В поисках темного Логоса | страница 45
1) русское православие, церковно-славянский язык и корпус базовых религиозных текстов;
2) Московская идея и выделение русских как субъекта священной истории (народ-богоносец) в ее эсхатологическом сегменте;
3) импортированный, не прижившийся органично, но тем не менее оказавший огромное влияние на язык, культуру, формы мышления западноевропейский Логос XVIII–XIX веков;
4) славянофильская критика западничества и приглашение вернуться к историческим корням;
5) процветающий и все заполняющий собой археомодерн царизма;
6) глубокая ноктюрничность (интеллектуальный сон) русских народных масс.
При этом первые русские философы осознают, что нигде мы не имеем никакой последней и четко сформулированной версии русской философии, к которой можно было бы обратиться как к окончательной парадигме, что эту парадигму только еще предстоит создать. И они приступают к этому невероятно трудному заданию — приступают как могут.
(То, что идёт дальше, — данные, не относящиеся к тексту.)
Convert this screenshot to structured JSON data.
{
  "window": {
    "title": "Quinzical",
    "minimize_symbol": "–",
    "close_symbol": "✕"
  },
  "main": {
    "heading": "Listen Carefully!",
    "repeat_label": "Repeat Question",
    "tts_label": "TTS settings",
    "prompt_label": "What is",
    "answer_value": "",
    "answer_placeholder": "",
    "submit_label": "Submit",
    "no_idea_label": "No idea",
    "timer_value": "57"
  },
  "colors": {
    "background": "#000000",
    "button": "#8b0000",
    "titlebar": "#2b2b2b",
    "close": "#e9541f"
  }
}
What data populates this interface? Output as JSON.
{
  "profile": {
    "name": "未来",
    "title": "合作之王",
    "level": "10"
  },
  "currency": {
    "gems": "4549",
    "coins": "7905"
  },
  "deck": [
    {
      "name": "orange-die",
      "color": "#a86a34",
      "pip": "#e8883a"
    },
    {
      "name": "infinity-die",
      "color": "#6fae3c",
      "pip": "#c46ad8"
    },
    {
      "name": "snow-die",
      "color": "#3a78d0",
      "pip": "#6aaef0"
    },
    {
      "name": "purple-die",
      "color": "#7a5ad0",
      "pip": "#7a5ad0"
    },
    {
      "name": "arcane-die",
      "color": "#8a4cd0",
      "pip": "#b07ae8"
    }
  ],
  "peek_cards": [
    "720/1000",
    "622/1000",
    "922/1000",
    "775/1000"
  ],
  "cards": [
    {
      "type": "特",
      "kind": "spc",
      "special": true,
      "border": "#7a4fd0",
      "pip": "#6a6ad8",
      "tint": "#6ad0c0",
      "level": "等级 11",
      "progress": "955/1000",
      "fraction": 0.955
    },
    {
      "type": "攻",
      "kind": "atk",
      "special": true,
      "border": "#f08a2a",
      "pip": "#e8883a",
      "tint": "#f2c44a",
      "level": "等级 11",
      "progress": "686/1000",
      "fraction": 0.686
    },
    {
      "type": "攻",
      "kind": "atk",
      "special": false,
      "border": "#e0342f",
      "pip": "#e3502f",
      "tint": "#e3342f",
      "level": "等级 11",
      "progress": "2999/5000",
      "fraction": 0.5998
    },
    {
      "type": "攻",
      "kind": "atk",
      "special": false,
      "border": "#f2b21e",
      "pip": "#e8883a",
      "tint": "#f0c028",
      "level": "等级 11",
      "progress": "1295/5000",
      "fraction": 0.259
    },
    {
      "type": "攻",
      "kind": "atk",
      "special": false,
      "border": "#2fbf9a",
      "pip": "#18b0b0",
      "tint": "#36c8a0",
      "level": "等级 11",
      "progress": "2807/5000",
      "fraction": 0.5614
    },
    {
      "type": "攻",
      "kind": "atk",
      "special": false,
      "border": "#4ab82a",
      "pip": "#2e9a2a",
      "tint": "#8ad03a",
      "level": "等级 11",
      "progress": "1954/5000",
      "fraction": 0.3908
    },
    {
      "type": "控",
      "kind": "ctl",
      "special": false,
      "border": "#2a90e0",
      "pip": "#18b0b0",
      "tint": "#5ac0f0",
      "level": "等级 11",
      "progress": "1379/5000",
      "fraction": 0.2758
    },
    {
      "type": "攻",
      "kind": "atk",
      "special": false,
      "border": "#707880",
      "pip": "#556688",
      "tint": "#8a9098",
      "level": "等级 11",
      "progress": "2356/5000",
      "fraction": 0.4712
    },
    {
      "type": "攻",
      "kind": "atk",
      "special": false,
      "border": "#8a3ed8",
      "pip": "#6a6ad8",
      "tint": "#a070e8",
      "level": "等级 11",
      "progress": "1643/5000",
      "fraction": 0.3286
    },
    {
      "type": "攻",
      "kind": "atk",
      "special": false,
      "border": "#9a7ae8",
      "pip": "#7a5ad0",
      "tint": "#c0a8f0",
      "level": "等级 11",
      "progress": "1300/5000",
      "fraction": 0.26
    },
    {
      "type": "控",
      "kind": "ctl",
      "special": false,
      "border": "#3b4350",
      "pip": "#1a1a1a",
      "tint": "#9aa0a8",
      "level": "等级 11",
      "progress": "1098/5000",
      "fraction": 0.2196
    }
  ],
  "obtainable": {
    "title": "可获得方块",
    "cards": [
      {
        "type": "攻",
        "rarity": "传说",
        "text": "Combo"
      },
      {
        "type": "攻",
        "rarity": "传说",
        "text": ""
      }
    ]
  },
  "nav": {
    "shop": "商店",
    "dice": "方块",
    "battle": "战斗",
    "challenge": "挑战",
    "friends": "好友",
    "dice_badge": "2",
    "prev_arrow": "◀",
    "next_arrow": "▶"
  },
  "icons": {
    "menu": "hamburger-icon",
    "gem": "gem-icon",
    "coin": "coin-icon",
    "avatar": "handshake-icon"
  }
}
Они встают на путь рождения русского Логоса, точнее, майевтически готовятся принять его роды. Исторически момент выбран самым верным образом: чистое западничество в России захлебнулось; консервативная природа русского общества и русского государства становится очевидной; просвещение народных масс и подъем разночинцев (в определенном смысле, и Соловьев и Федоров сами разночинцы) привносят народный дух в науку и культуру; революционные тенденции в Европе и нарастание социальных противоречий в России требуют новых решений. Россия ждет чего-то принципиального, фундаментального, нового и вместе с тем изначального. Этим и попыталась стать русская религиозная философия.
Н.Ф. Федоров: материнское целое
Николай Федоров в попытке сформулировать русский Логос обращается почти открыто к области русского бессознательного, откуда он черпает свои радикальные интуиции о воскрешении мертвых предков (без помощи Бога) с опорой на новейшие инженерные изобретения, о превращении храмов в музеи, об управлении погодой и переносе с «далеких гор останков арийских предков» — т. е. о необходимости полностью восстановить в изначальном виде утраченное расчлененное целое. Вопрос о целом для Федорова, как и для славянофила Хомякова, имеет первостепенное значение. Целое он воспринимает не как целое идеи, Логоса, световой ноэтической формы форм, но как всеохватывающую материнскую тьму; это ноктюрническое целое, болеющее от своей раздробленности, стремящееся соединить все части воедино, склеить их, вобрать в себя операцией радикальной инклюзии. Это утвердительная материнская философия мистического ноктюрна, радикального эвфемизма.